Joffrey's someone we all loved to hate, and in a show with so many painful moments for characters whose moral compass point in the right direction, viewers have to take pleasure in small victories. Because of this, one of the most satisfying moments of Game of Thrones is Joffrey's unexpected death.
Characters like Joffrey and Fring are integral to their shows. Without them, without the slim hope that karma will hit them hard, their shows are merely filled with intense suffering devoid of any potential rewards. Well-constructed fantasies and dramas aren't just about the rise of the hero, but also the fall of the villain.

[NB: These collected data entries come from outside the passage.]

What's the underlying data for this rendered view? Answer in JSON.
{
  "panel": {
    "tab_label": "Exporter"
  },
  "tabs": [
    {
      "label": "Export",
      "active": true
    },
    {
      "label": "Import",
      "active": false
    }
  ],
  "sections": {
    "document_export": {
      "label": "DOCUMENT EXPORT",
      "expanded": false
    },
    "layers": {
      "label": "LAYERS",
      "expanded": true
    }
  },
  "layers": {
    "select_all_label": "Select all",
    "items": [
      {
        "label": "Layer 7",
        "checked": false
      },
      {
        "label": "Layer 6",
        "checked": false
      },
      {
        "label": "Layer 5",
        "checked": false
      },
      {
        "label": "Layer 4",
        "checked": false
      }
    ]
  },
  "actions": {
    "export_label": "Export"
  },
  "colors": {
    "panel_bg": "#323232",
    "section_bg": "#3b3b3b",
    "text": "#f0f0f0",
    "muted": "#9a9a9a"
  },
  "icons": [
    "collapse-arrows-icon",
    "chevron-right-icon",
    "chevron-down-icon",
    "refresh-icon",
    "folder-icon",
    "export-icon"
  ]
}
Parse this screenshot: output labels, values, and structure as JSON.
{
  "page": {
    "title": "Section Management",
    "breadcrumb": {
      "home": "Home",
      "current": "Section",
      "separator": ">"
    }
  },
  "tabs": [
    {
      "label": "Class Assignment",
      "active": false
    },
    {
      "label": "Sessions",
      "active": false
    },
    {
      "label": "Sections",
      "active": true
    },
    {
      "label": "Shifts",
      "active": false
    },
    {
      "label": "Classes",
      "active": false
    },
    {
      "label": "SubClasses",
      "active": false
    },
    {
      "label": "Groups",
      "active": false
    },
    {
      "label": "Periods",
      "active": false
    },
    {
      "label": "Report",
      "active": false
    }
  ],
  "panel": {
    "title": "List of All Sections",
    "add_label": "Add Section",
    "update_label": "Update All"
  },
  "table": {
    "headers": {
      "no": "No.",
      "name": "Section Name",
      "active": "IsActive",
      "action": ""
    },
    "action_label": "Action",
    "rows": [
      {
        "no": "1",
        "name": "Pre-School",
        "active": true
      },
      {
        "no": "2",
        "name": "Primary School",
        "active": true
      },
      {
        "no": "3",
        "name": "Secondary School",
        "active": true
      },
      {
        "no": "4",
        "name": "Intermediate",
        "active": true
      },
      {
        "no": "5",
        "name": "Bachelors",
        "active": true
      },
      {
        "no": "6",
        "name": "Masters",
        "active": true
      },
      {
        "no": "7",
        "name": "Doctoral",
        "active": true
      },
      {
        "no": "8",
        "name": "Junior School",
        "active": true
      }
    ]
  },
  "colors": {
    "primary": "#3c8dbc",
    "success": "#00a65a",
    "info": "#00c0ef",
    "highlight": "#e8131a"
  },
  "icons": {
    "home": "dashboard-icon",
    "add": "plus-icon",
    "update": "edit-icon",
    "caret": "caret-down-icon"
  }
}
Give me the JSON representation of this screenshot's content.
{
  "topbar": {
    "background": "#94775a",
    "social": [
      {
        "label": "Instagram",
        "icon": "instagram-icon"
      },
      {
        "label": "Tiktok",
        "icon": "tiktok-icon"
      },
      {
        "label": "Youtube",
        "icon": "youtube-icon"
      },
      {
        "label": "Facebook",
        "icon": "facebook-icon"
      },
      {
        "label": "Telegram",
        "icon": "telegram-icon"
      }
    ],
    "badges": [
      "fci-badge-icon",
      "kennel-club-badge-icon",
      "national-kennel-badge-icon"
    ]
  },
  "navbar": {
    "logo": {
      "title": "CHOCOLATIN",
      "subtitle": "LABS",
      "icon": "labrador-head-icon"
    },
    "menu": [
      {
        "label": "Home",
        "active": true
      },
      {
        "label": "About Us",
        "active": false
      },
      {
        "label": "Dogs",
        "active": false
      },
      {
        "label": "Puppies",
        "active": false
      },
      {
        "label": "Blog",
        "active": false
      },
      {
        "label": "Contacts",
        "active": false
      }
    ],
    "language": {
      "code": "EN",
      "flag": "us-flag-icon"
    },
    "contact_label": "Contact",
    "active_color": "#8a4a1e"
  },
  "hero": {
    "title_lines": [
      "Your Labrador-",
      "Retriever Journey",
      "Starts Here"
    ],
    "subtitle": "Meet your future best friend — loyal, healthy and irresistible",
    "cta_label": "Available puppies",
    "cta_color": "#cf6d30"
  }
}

With Negan, The Walking Dead can add its own dose of villainy to further progress the show. Like Breaking Bad's Fring, Negan could be a tool aimed toward Rick losing even more of his humanity. Similarly to Joffrey on Game of Thrones, he could be the next character audiences love to hate from week to week.
If nothing else, Negan's presence onscreen should inherently improve The Walking Dead. He's a curveball, or in this case, an "atomic bomb," into the show's oft-repeated narrative structure. The series has been walking for five-and-a-half seasons now. It could stand to run for a while.